Canadian architectural firm

Shim-Sutcliffe Architects is a Canadian architectural design practice based in Toronto, Ontario.

==Practice==
Shim-Sutcliffe Architects was founded in 1994 by Brigitte Shim and Howard Sutcliffe. Partners in work and in life, Shim and Sutcliffe have been collaborating since the early 1980s, and formed Shim-Sutcliffe Architects to pursue their shared interest and passion for the interrelation of architecture, landscape, interior design, and industrial design.

== Brigitte Shim ==
Brigitte Shim (born 1958, Kingston, Jamaica) emigrated to Canada in 1965. She received a degree in environmental studies in 1981 and architecture in 1983 from the University of Waterloo, Ontario. Shim apprenticed with architect Arthur Erickson in Vancouver in 1981 and worked with Baird/Sampson Architects in Toronto from 1983-1987. Shim has been a professor at the John H. Daniels Faculty of Architecture, Landscape and Design at the University of Toronto since 1988, where she teaches architectural design studios and courses in the history and theory of landscape architecture.

== Howard Sutcliffe ==
Howard Sutcliffe (born 1958, Yorkshire, England) emigrated to Canada in 1964. He studied at the University of Waterloo, where he also earned degrees in environmental studies (1981) and architecture (1983).
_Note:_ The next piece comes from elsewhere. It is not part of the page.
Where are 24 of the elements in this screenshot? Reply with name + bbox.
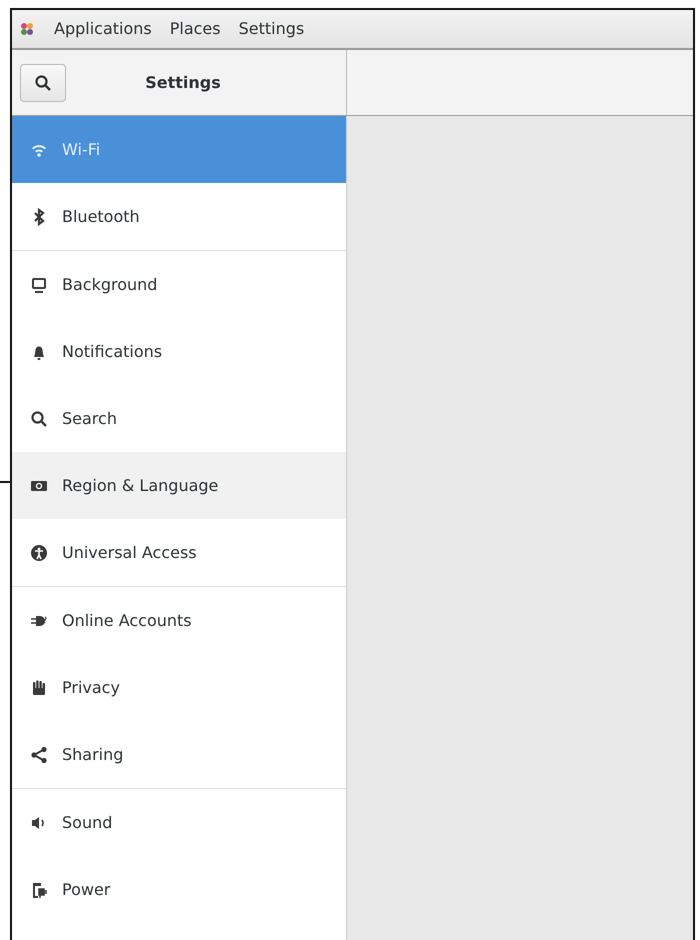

After graduating, he worked successively in the studios of Paul Merrick in Vancouver and for Ronald Thom, Barton Myers, and Kuwabara Payne McKenna Blumberg (KPMB) Architects in Toronto. He was the first recipient of the Ronald J. Thom Award given for early design achievement by the Canada Council for the Arts.

== Recognition ==
To date, Shim and Sutcliffe have received 17 Governor General's Medal and Awards for Architecture from the Royal Architectural Institute of Canada (RAIC) and an American Institute of Architects (AIA) National Honor Award. In 2021 they were awarded the RAIC Gold Medal, the country's highest architectural honour in recognition of a significant and lasting contribution to Canadian architecture. The jury attributed their relentless pursuit of excellence to the production of a significant body of exceptional design works and determined that "the poetic quality and independence of their design work, their thoughtful and holistic consideration of site, materiality, typologies, the senses, and their inventiveness have made Shim and Sutcliffe exemplars of architectural practice in Canada." In 2013, the couple was presented with the Order of Canada for "designing sophisticated structures that represent the best of Canadian design to the world." They were also the recipients of the 2020 Heritage of the Future Award for "an outstanding body of work that prioritizes the integration of built form with natural environment, the innovative use of building materials, and exceptional design."

==Publications==
Shim-Sutcliffe has their work published in a wide variety of mediums since established. Selected publications include:
- Shim-Sutcliffe: The 2001 Charles & Ray Eames Lecture published by Michigan Architecture Papers, 2002
- Site Unseen: Laneway Architecture & Urbanism in Toronto edited by Brigitte Shim & Donald Chong, 2004
- Integral House by Brigitte Shim and Edward Burtynsky, 2006
- Five North American Architects: An Anthology by Kenneth Frampton, 2012
- Shim-Sutcliffe: The Passage of Time edited by Anette W. LeCuyer, 2014
- Canadian Architecture: Evolving a Cultural Identity by Leslie Jen, 2021
- Shim-Sutcliffe: The Architecture of Point William; A laboratory of living edited by Kenneth Frampton & Michael Webb, 2021

==Notable Projects==
- 1988: Garden Pavilion and Reflecting Pool
- 1989: House on Horse Lake
- 1994: Laneway House
- 1995: Craven Road House
- 1999: Muskoka Boathouse
- 2000: Moorelands Camp Dining Hall
- 2001: Weathering Steel House
- 2004: Ravine Guest House and Reflecting Pool
- 2004: Corkin Gallery
- 2006: Craven Road Studio
- 2009: Integral House
- 2013: Residence for the Sisters of St. Joseph Toronto
- 2015: Wong Dai Sin Temple
- 2022: Ace Hotel Toronto

Shim-Sutcliffe Architects also debuted specialty furniture and lighting items for their clients. Most well known is the HAB Collection that is currently manufactured and distributed by Nienkämper. Another popular item from the studio is the Firefly Lamp which is meant to resemble fireflies in a mason jar that glows even after the lamp is turned off.